Over the past few years, we’ve seen a steady rise in the adoption of AI methods in drug discovery and early hints of the impact these technologies will have in the years to come.
However, outside of AI-first biotechnology companies and the largest pharmas, adoption of these technologies has lagged, largely because of the lack of scientists and engineers cross-trained in both modern deep learning and chemistry. On the other hand, machine learning scientists looking to apply their research to real-world applications often find it challenging to navigate the chemoinformatics universe. Molecules are ultimately a complex data type requiring expertise in both chemistry and computational science.
Molecular manipulation at Valence
At Valence, computational manipulation of molecules is a daily occurrence. From our ML Ops team to our full-stack engineers to our machine learning research scientists, everyone spends a significant part of their day manipulating molecules.
Like many others, we take full advantage of the open-source RDKit library, which has been built on decades of community development and is widely considered the de facto standard in chemoinformatics. RDKit’s core machinery is built with C++, making it easy to interface with one of the most popular languages in data science: Python. RDKit is also actively maintained (major updates are released every 6 months) and it has a large community, ensuring regular bug fixes as well as continuous integration of new features.
As our internal codebase at Valence has grown, we needed a way to centralize all procedures and functions used to manipulate molecules. Not only does this help reduce the (otherwise steep!) learning curve for machine learning scientists new to chemoinformatics, it also helps make our platform more robust via standardized procedures and smaller surface area for potential bugs.
🐍 Datamol is a Python library that aims to make working with molecules intuitive while still allowing for full control over your molecular processing workflows.
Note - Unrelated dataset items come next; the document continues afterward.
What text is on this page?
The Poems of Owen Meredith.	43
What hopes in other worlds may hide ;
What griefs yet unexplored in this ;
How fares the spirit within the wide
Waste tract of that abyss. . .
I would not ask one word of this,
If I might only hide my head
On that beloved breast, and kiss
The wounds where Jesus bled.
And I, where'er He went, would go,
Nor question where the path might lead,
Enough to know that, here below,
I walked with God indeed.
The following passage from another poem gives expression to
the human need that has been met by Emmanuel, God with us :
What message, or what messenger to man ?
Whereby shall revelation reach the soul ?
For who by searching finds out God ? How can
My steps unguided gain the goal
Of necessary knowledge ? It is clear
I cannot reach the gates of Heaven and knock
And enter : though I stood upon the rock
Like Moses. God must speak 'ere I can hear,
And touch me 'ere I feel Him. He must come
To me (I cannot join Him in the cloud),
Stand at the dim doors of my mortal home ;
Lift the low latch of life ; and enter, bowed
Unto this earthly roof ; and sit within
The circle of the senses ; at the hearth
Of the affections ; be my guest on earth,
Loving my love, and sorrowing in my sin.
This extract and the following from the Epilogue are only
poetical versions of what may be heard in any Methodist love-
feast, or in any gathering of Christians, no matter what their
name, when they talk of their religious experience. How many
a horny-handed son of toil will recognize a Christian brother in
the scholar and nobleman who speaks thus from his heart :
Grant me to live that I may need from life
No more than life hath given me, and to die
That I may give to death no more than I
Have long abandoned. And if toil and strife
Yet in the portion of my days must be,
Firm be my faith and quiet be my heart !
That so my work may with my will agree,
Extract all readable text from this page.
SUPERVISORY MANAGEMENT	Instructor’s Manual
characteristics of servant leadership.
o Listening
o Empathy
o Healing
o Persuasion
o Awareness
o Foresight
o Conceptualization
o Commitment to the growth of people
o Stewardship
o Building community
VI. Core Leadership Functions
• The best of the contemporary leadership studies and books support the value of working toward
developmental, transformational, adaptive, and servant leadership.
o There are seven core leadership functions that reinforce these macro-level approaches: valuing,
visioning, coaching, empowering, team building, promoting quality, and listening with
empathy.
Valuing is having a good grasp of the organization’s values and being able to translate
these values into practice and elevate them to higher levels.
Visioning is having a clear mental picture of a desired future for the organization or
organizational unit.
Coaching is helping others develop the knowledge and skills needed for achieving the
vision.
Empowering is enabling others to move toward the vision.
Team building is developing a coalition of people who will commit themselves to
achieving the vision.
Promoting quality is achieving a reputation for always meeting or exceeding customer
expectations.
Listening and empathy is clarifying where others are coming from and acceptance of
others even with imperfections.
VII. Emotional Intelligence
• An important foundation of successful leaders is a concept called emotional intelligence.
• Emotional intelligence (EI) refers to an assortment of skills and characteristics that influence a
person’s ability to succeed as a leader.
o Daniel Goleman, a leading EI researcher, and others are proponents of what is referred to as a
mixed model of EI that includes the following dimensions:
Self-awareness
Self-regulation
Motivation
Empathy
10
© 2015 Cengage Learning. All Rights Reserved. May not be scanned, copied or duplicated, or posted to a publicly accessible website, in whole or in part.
✅ All you need to get started is:
mamba install -c conda-forge datamol
⚗️ Datamol is a light library that directly manipulates RDKit Chem.Mol objects. Its API was designed with simplicity, flexibility, and modularity in mind, and it works with a single import (similar to Pandas and NumPy).
🕹️ Datamol also proposes various molecular conversion and IO functions to load, save, and convert between multiple molecular representations and file formats such as SMILES, SMARTS, InCHI, SELFIES, SMI, SDF, CSV, Excel, DataFrame, and others. All the IO functions work transparently on local as well as remote filesystems (such as AWS S3 or Google Storage).
🧠 Molecular clustering, fragmentation, and scaffold enumeration are other common tasks when working with molecular datasets. Datamol has several functions for this such as centroid picking and BRICS fragmentation, among others. Datamol also contains additional modules that may be useful for 2D/3D visualization, conformer generation, reaction manipulation, molecule editing, and more.
🏭 At Valence, we are very careful to rigorously test and validate code before pushing it into production. A continuous integration system guarantees Datamol can be installed and executed on the supported platforms (Linux, OSX and Windows) with different combinations of RDKit and Python versions. Datamol documents a matrice of compatibility between the supported version of Python and RDKit.
Let us know what you think of Datamol!
Datamol is a mature library that we’ve been using internally at Valence for over a year. We’re excited to open-source it today and hope it can accelerate the adoption of molecular machine learning across the industry more broadly.